I knew that truck well. Like my brother before me, I learned to drive on it. The final driving test for my brother and I was not parallel parking, it was – can you get down the hill at the lake and back up it in the truck. Prefer parallel parking. It was definitively not hot shit. It was the kind of truck that if you hit something with it (like, hypothetically, the concrete posts that protect the corners of gas stations) and all the doors still close, you didn’t have it fixed. I’m relatively certain the title listed the color of the vehicle as ‘baby shit brown,’ and while my brother and I loved that truck, it was a beat up piece of crap when I got to it, and the man who’d bought it was many years gone.
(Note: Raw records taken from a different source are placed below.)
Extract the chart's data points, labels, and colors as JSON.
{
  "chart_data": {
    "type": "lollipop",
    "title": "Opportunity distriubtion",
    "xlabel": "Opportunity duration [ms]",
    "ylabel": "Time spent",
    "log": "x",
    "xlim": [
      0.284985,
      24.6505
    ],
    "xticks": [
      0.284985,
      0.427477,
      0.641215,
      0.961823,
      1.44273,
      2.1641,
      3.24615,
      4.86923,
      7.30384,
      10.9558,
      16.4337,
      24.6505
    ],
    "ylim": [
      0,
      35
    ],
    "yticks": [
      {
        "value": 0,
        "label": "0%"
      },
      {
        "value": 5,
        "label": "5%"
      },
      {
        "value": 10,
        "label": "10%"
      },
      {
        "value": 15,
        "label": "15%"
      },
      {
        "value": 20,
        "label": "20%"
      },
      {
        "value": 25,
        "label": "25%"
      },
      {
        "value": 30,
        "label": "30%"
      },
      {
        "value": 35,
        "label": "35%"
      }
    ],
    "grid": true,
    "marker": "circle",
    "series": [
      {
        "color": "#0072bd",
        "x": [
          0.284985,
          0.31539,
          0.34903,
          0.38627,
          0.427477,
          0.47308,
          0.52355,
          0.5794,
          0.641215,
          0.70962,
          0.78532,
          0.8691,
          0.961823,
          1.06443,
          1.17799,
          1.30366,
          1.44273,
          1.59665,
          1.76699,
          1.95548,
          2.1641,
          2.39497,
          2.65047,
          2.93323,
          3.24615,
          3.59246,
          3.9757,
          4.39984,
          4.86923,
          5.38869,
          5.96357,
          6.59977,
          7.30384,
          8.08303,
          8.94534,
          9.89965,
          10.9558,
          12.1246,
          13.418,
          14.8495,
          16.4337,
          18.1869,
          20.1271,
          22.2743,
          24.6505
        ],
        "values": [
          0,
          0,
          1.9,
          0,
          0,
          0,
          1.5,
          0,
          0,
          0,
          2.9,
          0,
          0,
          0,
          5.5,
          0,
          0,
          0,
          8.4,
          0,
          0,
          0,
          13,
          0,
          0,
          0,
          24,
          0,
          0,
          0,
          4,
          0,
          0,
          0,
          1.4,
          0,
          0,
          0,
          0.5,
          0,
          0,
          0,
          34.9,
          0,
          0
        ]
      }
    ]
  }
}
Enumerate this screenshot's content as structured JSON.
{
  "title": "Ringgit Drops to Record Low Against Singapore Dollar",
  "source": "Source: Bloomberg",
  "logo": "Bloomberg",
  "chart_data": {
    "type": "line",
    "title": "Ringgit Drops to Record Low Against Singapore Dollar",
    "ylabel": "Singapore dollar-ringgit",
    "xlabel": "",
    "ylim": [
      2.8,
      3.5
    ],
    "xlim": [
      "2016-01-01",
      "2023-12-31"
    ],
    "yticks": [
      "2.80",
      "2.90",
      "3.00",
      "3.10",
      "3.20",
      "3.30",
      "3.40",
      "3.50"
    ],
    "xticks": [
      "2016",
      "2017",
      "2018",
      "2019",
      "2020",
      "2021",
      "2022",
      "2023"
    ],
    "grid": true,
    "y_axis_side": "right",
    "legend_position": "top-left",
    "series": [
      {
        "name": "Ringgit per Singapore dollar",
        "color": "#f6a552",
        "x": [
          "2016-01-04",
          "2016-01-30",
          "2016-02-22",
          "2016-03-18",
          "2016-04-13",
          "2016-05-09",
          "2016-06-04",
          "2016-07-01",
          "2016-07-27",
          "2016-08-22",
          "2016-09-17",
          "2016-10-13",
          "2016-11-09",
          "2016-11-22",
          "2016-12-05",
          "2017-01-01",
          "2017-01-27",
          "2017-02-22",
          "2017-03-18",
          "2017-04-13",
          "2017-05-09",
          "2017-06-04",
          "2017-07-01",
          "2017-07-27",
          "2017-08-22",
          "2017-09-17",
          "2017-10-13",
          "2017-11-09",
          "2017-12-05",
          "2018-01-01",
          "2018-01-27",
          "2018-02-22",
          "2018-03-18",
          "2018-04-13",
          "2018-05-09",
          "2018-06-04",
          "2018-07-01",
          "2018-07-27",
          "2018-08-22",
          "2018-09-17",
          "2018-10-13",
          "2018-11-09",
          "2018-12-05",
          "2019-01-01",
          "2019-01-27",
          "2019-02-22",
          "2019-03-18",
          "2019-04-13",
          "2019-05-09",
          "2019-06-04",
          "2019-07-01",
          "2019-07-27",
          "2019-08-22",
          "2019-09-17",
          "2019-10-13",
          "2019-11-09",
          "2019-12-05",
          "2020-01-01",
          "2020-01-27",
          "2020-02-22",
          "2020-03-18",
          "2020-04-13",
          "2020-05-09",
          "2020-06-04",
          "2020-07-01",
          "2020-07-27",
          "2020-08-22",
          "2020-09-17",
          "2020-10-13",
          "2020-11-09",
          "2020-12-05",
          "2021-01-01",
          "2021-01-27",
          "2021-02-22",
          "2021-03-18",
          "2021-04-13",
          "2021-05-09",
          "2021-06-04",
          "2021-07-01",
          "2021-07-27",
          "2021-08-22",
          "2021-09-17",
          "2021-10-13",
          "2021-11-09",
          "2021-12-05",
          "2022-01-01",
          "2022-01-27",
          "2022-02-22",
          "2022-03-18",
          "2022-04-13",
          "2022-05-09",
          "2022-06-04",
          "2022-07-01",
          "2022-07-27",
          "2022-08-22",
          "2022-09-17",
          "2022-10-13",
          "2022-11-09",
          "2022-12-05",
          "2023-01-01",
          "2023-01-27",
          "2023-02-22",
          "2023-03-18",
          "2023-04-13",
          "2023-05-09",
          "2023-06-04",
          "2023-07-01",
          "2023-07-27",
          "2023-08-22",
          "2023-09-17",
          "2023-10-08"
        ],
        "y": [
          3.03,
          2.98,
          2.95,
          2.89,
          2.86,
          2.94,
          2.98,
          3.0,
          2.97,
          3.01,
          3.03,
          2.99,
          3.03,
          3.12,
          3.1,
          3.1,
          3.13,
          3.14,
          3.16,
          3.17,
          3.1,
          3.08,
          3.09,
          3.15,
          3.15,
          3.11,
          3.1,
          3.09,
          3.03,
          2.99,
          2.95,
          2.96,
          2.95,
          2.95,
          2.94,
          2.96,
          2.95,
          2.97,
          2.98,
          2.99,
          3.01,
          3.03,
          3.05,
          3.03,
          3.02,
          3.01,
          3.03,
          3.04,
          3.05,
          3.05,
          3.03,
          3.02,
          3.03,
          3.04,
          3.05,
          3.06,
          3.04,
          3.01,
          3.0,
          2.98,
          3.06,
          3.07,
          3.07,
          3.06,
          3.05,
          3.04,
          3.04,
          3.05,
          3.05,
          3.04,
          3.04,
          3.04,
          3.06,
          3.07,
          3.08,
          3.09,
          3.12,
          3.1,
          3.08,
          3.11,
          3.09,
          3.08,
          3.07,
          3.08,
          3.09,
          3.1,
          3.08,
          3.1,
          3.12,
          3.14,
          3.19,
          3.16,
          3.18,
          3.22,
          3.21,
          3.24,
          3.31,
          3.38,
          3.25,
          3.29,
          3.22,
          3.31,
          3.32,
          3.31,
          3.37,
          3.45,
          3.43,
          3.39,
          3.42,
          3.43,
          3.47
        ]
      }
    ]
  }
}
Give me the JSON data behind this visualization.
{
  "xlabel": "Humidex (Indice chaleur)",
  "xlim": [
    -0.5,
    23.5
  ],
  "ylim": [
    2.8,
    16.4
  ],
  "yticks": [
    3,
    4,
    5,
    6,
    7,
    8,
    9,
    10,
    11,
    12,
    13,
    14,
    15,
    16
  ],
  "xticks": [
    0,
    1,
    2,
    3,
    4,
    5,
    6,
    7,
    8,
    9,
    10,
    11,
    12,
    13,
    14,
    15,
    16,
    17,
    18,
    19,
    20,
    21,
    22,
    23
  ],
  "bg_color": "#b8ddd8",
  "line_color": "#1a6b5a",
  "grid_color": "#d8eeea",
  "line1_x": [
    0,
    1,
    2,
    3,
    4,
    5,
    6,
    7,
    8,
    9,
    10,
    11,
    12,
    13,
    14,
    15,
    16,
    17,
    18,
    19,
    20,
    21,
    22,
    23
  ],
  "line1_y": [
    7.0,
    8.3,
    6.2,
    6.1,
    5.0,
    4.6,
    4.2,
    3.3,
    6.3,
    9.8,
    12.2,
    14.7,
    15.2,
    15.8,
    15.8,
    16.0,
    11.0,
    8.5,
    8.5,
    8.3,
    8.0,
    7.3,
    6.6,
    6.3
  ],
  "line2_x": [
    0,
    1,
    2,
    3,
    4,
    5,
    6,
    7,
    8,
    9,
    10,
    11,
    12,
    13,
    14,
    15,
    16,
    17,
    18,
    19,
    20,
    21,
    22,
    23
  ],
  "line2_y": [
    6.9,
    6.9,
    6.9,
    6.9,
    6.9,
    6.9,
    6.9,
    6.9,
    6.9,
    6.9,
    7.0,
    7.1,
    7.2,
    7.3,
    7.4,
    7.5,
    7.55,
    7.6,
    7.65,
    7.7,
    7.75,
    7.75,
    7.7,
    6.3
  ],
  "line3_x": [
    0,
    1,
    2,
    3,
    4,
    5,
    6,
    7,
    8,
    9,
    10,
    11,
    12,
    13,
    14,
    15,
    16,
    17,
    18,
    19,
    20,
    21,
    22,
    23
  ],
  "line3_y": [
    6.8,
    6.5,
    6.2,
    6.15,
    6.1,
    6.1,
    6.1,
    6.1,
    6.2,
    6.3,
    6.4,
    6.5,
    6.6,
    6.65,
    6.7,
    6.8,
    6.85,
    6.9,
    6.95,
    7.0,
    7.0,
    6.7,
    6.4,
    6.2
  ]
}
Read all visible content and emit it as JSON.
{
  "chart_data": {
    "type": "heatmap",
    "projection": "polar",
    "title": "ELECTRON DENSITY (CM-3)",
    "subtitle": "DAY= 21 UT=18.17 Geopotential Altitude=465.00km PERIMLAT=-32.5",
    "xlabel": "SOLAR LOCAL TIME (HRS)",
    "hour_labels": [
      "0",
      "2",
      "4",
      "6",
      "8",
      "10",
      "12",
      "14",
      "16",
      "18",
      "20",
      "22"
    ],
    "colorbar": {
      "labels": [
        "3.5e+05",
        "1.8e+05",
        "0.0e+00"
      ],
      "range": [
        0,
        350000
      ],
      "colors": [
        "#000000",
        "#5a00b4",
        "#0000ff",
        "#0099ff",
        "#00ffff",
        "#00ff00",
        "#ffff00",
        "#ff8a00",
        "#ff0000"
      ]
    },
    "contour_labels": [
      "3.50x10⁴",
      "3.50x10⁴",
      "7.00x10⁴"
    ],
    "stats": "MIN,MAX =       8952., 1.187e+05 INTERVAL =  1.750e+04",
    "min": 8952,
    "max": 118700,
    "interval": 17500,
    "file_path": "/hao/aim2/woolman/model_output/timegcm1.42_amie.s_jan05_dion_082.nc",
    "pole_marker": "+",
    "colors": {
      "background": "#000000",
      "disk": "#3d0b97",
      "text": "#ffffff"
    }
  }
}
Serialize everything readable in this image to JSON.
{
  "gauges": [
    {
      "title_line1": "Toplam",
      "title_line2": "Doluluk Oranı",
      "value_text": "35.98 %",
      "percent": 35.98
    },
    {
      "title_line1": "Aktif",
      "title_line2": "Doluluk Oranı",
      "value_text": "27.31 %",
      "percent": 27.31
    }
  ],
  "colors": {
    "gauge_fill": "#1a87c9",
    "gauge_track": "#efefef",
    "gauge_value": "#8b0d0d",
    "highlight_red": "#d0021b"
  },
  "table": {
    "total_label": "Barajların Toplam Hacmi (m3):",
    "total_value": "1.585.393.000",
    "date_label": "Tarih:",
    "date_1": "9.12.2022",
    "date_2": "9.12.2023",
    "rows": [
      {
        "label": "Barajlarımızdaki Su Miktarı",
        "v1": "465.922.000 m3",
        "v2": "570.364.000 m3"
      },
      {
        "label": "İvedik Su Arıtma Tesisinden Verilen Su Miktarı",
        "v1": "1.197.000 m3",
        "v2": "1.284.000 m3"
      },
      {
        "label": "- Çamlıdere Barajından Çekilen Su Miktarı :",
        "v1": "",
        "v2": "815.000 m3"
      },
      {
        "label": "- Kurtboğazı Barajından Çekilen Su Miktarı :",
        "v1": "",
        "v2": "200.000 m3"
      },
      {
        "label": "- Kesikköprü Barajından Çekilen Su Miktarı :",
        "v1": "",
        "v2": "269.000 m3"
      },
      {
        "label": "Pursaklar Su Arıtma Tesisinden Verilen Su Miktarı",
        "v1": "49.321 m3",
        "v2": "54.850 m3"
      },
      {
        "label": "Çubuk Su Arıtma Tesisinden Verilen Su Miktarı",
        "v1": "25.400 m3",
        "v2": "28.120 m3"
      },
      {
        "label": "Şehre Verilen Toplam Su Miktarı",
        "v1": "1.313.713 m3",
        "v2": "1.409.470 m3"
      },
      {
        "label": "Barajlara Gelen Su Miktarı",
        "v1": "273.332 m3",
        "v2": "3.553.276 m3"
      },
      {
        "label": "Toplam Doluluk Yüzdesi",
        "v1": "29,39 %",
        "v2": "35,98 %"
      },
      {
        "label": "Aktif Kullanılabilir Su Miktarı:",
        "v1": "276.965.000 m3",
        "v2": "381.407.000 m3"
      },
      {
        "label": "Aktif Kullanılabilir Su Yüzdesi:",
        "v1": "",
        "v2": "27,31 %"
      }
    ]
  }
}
Which has me wondering what my children will take away from knowing grandpa Steve? I looked at my oldest and say, “You’ll probably know Grandpa Steve about as well as I knew Grandpa Chuck.” This seems to catch him off guard a little because he doesn’t have a ready reply for such a statement. He can’t know what my experience was, but I catch a glimmer – just a glimmer – of knowing how much life could potentially be in front of him (may he live a long and glorious life!), and how relatively nascent his experiences have been so far.
It takes a great deal to impart even a little perspective to a fourteen-year-old, and while part of me would keep them innocent and unknowing about the world for as long as possible, the better part of me is glad to see the dots connect behind my son’s eyes. Ancestors. Family. Legacy. Youth. Time. The increasingly gaunt figure of a grandfather. Most importantly: A future yet unwritten.